How much yeast did you pitch? And, 1.097 wont get you to 14% your probably looking at 10 - 11%
 
and those alcohol tolerance numbers are just a ball park figure anyway. I've fermented the whitelabs version of that very yeast to over 12% with no problem.
 
- drop out of school
- bud with multiple partners without protection
- use this exceptional amount of alcohol as a gateway to more hardcore drugs...
- etc.
 
Got it. I pitched 1 smack pack. My problem was the brix to specific gravity conversion. I used onebeer.net's brix converter. I entered original brix and estimated final brix and it gave me the 14%. I know final gravity with a refractometer isn't very accurate. I found another converter that predicts my alcohol content at 9-11% (as you say).

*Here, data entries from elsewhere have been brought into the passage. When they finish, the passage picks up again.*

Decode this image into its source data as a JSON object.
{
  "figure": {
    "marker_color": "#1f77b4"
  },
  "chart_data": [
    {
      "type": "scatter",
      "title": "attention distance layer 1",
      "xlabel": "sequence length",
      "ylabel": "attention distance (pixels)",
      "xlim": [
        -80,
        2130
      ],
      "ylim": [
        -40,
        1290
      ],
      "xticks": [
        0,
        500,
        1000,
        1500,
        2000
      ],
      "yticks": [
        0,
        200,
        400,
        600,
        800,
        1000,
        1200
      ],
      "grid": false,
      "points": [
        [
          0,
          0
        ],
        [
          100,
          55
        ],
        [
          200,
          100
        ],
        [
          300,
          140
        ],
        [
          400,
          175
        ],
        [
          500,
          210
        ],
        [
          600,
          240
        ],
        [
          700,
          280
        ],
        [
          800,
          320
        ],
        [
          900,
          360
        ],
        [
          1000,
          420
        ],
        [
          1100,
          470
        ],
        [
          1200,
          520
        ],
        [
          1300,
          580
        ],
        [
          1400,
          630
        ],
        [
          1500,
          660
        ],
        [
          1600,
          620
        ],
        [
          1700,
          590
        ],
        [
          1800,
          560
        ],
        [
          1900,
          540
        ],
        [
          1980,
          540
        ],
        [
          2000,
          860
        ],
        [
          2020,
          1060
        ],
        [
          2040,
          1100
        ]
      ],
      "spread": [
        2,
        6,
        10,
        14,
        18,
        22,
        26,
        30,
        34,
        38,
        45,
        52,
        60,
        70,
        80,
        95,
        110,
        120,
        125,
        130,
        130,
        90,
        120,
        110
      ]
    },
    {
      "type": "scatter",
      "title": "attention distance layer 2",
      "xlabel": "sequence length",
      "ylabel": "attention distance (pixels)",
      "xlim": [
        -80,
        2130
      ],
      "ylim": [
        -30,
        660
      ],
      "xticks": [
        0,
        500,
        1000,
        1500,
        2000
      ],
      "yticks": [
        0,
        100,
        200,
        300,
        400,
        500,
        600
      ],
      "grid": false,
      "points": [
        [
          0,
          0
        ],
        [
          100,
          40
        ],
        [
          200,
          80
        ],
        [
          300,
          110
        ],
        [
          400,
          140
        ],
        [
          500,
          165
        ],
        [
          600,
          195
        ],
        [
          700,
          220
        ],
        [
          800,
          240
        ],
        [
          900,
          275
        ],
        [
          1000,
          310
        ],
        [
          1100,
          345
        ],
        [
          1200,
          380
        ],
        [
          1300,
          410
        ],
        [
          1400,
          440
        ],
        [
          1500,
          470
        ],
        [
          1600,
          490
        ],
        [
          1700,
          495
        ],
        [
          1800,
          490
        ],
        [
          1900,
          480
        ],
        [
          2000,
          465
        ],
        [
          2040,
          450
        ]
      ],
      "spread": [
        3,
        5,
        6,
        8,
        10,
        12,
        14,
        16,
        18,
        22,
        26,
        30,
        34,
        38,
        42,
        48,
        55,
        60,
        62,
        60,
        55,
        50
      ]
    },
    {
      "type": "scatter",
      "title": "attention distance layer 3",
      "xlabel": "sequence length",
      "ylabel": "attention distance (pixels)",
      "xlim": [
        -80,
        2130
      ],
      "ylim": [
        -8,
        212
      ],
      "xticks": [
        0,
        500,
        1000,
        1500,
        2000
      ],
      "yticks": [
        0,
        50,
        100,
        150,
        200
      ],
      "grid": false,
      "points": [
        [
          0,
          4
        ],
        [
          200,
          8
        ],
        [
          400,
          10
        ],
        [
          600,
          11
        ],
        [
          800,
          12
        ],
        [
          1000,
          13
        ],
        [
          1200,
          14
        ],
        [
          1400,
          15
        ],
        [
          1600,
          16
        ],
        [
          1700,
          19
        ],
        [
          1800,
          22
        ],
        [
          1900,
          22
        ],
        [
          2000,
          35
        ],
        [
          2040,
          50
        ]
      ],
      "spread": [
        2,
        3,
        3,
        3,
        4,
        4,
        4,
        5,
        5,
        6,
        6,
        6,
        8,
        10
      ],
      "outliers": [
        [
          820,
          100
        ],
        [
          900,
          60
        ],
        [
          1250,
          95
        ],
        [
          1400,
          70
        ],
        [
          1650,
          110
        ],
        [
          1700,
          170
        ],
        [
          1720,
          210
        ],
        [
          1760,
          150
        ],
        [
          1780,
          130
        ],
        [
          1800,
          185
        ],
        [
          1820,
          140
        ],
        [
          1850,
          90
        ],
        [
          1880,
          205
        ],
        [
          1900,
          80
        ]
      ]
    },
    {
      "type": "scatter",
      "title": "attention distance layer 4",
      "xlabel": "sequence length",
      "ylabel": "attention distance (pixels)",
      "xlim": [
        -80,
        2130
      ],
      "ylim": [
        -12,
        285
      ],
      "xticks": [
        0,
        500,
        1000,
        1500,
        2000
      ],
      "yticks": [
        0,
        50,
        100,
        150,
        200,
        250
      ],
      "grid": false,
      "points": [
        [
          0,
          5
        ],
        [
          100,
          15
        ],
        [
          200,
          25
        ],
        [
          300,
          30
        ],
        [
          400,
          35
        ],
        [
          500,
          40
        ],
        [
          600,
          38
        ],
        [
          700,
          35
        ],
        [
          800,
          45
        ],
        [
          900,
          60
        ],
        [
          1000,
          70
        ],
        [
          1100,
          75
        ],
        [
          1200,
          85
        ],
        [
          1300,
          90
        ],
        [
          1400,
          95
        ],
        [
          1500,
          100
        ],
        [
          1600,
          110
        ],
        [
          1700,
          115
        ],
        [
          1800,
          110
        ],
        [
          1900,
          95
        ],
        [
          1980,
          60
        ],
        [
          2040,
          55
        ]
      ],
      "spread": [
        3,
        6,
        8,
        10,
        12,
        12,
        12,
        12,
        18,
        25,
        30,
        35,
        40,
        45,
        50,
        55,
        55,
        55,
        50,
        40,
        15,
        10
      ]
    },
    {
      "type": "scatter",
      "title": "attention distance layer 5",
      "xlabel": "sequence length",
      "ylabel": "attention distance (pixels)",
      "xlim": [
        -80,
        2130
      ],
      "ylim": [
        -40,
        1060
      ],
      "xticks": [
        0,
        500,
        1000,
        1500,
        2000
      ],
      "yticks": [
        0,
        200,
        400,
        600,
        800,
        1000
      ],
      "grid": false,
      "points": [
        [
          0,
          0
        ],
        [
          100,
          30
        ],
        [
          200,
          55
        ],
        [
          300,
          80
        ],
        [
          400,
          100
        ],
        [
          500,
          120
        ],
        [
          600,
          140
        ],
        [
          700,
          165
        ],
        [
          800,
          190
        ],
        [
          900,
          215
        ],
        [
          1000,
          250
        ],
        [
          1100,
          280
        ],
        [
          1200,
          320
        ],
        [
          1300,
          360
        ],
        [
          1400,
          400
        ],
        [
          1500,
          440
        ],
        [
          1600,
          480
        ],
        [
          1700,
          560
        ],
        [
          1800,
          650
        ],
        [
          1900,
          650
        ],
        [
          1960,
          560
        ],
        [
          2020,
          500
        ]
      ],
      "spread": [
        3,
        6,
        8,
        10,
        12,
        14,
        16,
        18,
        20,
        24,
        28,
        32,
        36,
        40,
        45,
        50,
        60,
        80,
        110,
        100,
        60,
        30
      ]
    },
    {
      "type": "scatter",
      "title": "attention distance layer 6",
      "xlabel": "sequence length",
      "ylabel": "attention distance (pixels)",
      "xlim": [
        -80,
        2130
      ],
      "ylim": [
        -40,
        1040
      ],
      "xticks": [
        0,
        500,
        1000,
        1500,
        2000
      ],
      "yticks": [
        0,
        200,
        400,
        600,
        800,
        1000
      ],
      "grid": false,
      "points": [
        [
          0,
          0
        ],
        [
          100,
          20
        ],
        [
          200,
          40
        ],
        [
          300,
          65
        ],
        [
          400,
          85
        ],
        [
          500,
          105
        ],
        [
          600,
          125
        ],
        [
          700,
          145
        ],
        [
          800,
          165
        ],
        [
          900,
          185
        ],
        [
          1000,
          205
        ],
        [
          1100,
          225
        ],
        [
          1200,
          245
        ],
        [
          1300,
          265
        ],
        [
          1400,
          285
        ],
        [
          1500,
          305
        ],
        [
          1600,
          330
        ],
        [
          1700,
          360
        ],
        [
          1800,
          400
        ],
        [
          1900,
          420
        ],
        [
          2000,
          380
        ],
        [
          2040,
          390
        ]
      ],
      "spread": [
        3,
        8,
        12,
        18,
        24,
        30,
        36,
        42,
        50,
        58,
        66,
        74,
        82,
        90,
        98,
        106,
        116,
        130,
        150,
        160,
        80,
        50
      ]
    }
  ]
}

Thanks for the input.
 
making it to 10% abv or higher with only one pack of yeast will be a challenge. did you make a starter? did you aerate a lot? nutrients?

getting up above 10% isn't as simple as adding more fermentables. alcohol is toxic to yeast, so to get to high % you need to baby the beer - pitch A LOT of healthy yeast, give them a lot of O2, etc. without the coddling, the yeast is likely to give up before it gets you to 10%. http://www.mrmalty.com/calc/calc.html suggested pitching 3.4 packs of ultra-fresh yeast, or 4.2 packs of one-month-old yeast, or making a 3.35 liter starter with 2 packs of month-old yeast. so one pack, without a starter, would be a big under-pitch.

please let us know how this beer turns out!.
 
If the final gravity is too high should I rack and pitch a yeast with a higher tolerance? Thanks.

you may well need to pitch another yeast to finish the job, however you can't pitch it directly. you need to get it active by putting in a starter and let it get into munching mode in a non-alcoholic environment. let it get going for about 48 hours (or until it reaches maximum activity, AKA high krausen) then pitch that into the stuck beer.

but first let's see how far your first yeast pitch takes you.